Mishriff 'Felt Super' In Early Morning Work


Mishriff | PA Media

Jockey James Doyle, who picked up the ride on Mishriff (Ire) (Make Believe {GB}) for the G1 King George VI And Queen Elizabeth S. on Saturday, was pleased with the 5-year-old, after a spin on the Al Bahathri at Newmarket early on Wednesday morning.

“It was an early start, but he felt fantastic,” Doyle told Sky Sports Racing. “I jumped on him at 5:10 a.m. and he did a nice blow up the Al Bahathri, a gallop he knows well, and he felt in good order. There was no questions asked, but I have to say he felt super and moved great.

“It's very exciting–what a race. It's a small but select field, but there's not one runner in the race that doesn't deserve to be there.”

The ride on the globetrotting Group 1 winner became available when owner Prince Faisal announced that David Egan was no longer his retained rider. Mishriff, who just missed when second to Vadeni (Fr) (Churchill {Ire}) in the G1 Coral-Eclipse S. at Sandown on July 2, ran second in last year's King George. He faces G1 Irish Derby hero Westover (GB) (Frankel {GB}) among others on Saturday.

“The prospect of him being more tuned up for the King George is quite exciting and the mile and a half doesn't seem to be a problem,” added Doyle of the John and Thady Gosden runner. “He's a horse that really wears his heart on his sleeve late on a race. He has that superb way of galloping where he really does get his head low. I wish every horse tried as hard as he does.”

Egan had partnered Mishriff to some of his greatest wins, including the inaugural $20-million Saudi Cup, the G1 Dubai Sheema Classic, and his victory in the 2021 G1 Juddmonte International S.

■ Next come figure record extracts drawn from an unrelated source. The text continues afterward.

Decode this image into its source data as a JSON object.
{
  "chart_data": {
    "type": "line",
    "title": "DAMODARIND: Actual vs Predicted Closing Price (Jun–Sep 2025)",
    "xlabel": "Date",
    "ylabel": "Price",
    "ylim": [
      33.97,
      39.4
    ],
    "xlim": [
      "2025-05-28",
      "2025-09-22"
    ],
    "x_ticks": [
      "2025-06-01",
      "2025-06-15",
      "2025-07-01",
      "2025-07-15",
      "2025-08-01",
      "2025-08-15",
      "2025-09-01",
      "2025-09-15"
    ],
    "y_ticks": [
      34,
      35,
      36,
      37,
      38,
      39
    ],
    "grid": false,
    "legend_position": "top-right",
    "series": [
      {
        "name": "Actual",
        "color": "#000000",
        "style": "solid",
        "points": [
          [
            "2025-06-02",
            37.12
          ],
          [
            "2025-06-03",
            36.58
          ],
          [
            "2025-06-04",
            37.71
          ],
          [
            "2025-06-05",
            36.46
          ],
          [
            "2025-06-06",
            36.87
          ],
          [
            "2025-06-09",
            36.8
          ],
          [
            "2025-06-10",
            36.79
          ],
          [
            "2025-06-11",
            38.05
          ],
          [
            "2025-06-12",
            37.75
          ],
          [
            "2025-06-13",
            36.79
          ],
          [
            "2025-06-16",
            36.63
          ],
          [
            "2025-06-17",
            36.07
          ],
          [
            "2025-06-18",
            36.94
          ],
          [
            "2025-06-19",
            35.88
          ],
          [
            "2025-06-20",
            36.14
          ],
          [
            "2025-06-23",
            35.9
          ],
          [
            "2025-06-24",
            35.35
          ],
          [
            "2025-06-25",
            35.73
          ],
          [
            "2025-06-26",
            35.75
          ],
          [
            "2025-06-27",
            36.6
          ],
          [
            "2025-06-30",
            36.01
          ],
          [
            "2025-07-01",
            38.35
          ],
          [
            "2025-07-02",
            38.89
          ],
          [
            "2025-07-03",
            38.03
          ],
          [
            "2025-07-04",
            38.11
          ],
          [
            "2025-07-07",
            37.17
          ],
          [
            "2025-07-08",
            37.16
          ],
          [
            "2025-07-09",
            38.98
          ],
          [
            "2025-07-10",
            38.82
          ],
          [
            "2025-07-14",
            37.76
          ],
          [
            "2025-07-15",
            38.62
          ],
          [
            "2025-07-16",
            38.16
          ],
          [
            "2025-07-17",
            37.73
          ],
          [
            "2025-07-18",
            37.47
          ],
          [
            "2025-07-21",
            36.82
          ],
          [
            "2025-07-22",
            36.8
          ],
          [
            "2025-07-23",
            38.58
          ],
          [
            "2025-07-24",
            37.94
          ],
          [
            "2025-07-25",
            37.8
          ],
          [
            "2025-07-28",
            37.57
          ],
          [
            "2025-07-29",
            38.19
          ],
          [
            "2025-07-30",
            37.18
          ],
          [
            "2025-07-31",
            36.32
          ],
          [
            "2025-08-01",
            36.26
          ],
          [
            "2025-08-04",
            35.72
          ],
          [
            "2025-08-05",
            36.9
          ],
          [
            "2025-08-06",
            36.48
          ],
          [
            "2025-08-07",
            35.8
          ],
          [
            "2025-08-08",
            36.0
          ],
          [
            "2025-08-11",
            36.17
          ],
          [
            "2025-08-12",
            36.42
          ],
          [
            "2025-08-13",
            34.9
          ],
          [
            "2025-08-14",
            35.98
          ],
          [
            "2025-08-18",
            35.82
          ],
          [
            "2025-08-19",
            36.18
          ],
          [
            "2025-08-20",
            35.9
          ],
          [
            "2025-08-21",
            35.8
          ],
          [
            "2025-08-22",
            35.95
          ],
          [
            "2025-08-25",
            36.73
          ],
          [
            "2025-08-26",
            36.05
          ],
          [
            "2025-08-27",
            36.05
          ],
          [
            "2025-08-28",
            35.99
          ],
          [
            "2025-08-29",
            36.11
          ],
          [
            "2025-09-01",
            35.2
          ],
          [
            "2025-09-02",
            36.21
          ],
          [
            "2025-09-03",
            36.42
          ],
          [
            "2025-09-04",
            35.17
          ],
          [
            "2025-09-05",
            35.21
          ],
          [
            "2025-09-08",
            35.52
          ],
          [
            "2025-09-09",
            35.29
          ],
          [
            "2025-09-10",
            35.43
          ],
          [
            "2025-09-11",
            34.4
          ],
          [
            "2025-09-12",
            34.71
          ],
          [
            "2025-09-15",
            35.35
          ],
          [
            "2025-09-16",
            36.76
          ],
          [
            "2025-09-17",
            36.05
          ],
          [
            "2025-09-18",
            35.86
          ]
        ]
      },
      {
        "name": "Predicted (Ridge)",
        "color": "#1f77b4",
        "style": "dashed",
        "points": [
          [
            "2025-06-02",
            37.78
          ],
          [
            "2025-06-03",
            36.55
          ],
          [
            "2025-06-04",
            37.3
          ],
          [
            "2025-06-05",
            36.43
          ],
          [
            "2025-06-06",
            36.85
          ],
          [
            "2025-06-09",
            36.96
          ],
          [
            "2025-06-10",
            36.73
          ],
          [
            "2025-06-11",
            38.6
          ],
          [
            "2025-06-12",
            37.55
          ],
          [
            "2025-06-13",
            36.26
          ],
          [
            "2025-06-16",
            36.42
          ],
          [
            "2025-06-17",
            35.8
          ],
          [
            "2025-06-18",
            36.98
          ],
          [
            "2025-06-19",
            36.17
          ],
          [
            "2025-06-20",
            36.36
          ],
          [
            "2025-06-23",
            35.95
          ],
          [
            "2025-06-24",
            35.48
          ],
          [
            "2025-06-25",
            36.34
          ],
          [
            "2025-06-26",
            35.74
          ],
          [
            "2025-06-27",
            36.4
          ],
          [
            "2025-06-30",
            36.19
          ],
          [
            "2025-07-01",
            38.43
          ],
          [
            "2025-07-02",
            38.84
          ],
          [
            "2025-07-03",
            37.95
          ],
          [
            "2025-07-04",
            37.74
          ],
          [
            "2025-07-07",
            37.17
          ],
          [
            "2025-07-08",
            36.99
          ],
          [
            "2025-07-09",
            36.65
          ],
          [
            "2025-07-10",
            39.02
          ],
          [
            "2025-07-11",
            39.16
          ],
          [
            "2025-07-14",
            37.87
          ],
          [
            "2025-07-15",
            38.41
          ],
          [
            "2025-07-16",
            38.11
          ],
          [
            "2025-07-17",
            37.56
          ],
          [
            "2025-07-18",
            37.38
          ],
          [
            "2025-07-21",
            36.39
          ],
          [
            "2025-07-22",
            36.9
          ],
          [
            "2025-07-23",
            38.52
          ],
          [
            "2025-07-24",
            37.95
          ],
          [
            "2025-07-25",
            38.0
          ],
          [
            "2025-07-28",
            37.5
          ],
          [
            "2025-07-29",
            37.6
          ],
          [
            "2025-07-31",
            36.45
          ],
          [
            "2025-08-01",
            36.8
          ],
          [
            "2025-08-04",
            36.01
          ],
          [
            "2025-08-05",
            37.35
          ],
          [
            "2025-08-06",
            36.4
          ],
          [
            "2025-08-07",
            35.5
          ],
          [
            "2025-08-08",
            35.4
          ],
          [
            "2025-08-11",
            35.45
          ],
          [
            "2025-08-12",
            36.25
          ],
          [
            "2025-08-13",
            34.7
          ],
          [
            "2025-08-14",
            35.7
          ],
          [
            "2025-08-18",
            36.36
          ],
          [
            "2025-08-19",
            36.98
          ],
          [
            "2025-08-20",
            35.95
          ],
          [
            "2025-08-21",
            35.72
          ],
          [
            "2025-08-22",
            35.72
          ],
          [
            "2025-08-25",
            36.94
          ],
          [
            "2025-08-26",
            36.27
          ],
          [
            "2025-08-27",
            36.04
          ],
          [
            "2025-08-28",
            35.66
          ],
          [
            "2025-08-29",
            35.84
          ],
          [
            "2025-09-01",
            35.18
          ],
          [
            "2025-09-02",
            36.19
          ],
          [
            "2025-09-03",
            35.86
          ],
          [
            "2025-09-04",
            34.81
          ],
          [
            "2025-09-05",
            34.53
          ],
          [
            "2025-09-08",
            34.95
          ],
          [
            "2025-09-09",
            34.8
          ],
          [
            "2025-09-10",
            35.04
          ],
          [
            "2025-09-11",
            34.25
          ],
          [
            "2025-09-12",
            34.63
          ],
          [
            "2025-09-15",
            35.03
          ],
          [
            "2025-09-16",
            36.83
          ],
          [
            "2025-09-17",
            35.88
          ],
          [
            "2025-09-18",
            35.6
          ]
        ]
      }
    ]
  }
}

Doyle added, “I haven't had chance to speak to David yet, but I will do. Obviously I feel terribly sorry for David, it's never nice, but I heard him say he's not the first person to be jocked off a horse and he won't be the last. I think that's the right way to look at it, these things happen and how you deal with these events kind of defines you as a person.

“He's dealt with it like a grown up man and we mustn't forget he's still a young man in this sport, so he's still learning his trade and full credit to the way he's coped with everything.”